The Tunguska asteroid managed to produce this devastation without ever striking the earth. Nor did the huge fireball produced by its detonation at an altitude of approximately 10 kms. cause the incredible damage, petering out as it did at a height of about 4 km. Instead, the the fireball forced a shock wave at the earth that wrought the destruction, which continued mercilessly even after the sky was no longer lit by flames.
Now, an article on the Planetary Society website suggests that the blast may have been much smaller than previously thought — perhaps only three to five megatons. As author Amir Alexander writes, “According to some estimates, asteroids big enough to cause a 3 to 5 megaton explosion in the atmosphere may strike Earth as frequently as once every few centuries. This suggests that we or our descendants may well have another Tunguska-like event in store for us, and while the 1908 impactor merely flattened trees in a Taiga forest, the next sizable asteroid to take aim at our planet is just as likely to strike in the heart of New York, Paris, or Beijing.”
Duck.
At Tunguska, nature is reclaiming the blasted landscape, and it won’t be long before even stumps torn up by the blast have returned to the earth leaving no sign that the Tunguska event ever happened.
Meanwhile, since these things don’t strike according to clockwork, no one can say when exactly the next will hit. It could be streaking towards us as you read these words.

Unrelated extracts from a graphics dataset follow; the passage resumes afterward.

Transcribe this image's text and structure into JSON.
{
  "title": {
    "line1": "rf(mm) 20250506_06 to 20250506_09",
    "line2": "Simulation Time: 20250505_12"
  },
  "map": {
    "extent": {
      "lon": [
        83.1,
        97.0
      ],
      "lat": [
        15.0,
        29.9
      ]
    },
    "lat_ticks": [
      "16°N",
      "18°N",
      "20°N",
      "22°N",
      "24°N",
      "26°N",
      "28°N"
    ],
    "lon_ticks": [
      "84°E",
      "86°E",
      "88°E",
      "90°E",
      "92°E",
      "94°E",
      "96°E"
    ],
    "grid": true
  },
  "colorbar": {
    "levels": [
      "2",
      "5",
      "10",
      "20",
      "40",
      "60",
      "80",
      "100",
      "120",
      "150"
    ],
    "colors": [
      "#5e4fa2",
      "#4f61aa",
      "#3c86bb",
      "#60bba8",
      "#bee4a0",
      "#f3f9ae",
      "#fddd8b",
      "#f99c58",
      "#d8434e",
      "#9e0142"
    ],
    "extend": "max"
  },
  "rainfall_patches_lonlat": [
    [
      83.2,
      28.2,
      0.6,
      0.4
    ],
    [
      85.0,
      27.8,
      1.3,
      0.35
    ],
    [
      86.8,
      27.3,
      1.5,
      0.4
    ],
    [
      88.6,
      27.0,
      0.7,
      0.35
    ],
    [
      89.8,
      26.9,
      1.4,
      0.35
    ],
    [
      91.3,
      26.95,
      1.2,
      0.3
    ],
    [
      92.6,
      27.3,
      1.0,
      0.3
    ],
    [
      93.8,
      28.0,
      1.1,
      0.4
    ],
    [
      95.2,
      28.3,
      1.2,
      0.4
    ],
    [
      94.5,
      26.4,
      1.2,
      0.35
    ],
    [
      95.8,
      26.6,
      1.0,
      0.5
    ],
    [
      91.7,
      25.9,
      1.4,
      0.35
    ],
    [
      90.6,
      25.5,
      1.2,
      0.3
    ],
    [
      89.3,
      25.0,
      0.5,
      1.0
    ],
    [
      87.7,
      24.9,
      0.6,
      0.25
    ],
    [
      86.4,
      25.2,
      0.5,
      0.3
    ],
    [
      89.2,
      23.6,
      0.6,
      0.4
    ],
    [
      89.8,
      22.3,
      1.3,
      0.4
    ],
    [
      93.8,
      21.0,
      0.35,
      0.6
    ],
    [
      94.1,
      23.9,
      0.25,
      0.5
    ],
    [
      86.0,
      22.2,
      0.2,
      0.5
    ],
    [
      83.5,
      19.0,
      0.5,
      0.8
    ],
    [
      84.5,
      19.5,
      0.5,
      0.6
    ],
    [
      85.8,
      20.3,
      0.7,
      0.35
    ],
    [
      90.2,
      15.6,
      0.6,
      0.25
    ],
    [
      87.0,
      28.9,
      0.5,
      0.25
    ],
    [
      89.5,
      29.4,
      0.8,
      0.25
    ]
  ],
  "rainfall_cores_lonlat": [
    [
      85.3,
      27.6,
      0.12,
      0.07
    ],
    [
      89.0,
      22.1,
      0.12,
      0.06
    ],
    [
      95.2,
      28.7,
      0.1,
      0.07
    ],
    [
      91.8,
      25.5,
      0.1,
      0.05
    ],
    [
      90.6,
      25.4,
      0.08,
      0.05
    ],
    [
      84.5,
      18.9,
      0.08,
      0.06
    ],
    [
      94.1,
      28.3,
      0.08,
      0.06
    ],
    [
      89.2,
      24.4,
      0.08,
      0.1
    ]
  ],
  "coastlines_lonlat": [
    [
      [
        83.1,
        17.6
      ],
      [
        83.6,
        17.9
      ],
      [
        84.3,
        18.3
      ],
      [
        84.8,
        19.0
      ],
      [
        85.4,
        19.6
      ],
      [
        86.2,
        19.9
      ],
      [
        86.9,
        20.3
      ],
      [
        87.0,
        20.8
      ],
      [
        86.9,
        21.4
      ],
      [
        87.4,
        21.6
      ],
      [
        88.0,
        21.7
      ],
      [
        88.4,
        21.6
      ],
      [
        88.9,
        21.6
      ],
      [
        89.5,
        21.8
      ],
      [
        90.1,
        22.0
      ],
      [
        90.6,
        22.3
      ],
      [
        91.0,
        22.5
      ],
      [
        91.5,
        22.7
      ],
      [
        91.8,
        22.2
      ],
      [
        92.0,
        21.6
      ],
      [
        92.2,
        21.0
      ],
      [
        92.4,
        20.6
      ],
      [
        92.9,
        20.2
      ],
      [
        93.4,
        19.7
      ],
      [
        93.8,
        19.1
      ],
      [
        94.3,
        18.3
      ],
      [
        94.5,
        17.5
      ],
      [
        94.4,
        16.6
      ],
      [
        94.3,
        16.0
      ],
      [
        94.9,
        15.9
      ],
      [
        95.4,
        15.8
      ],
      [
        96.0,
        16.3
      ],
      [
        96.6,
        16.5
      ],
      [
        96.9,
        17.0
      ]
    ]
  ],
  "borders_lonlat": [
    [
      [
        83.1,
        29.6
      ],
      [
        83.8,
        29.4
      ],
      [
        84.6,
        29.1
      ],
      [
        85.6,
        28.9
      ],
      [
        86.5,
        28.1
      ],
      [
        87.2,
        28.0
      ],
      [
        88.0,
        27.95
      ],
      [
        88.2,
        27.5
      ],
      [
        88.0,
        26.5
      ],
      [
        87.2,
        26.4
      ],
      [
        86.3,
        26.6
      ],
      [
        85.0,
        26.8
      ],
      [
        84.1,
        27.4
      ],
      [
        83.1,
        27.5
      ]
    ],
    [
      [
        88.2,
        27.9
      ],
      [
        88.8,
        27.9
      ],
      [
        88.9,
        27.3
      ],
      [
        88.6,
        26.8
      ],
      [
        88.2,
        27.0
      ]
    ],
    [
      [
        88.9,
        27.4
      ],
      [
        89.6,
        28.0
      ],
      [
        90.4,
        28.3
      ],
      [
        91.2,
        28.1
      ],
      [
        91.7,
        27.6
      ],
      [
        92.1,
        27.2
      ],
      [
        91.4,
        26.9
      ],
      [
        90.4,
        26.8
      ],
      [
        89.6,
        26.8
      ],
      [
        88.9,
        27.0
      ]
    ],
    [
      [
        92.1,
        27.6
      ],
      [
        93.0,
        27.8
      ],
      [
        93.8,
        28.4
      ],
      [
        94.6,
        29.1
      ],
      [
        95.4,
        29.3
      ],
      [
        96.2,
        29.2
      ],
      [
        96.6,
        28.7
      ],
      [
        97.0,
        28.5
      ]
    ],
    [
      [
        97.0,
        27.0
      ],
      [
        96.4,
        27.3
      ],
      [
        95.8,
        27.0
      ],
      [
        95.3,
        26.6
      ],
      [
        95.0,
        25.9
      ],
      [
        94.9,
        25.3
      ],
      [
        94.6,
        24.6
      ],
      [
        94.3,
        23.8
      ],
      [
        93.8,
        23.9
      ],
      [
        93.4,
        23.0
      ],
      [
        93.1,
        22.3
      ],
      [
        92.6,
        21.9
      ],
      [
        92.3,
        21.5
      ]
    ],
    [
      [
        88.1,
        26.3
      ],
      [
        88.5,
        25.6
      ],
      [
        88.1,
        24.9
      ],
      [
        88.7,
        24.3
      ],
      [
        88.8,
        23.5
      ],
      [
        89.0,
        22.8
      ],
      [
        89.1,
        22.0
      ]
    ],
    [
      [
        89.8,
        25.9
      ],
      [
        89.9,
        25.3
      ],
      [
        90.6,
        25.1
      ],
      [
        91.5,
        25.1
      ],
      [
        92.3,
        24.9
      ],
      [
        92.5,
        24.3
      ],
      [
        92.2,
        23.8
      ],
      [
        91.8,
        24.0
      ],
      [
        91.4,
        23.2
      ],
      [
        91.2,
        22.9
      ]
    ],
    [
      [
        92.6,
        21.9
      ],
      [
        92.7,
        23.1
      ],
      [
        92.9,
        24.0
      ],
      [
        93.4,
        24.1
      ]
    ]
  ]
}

But even if earth is in the cross-hairs, humanity doesn’t have to be. The Mars Society exists to “further the goal of the exploration and settlement of the Red Planet”. If you don’t want to see us wiped out by a giant asteroid, you might consider joining. Of course, our annihilation could also come from nukes (though full scale nuclear war doesn’t seem that likely at the moment), or from super bugs that escape from a research lab, or self-reproducing nanobots which get out of control and reduce the earth to a grey dust. In any such eventuality, it would be nice if there were humans on Mars saying “Wow, glad I’m not on earth right now.”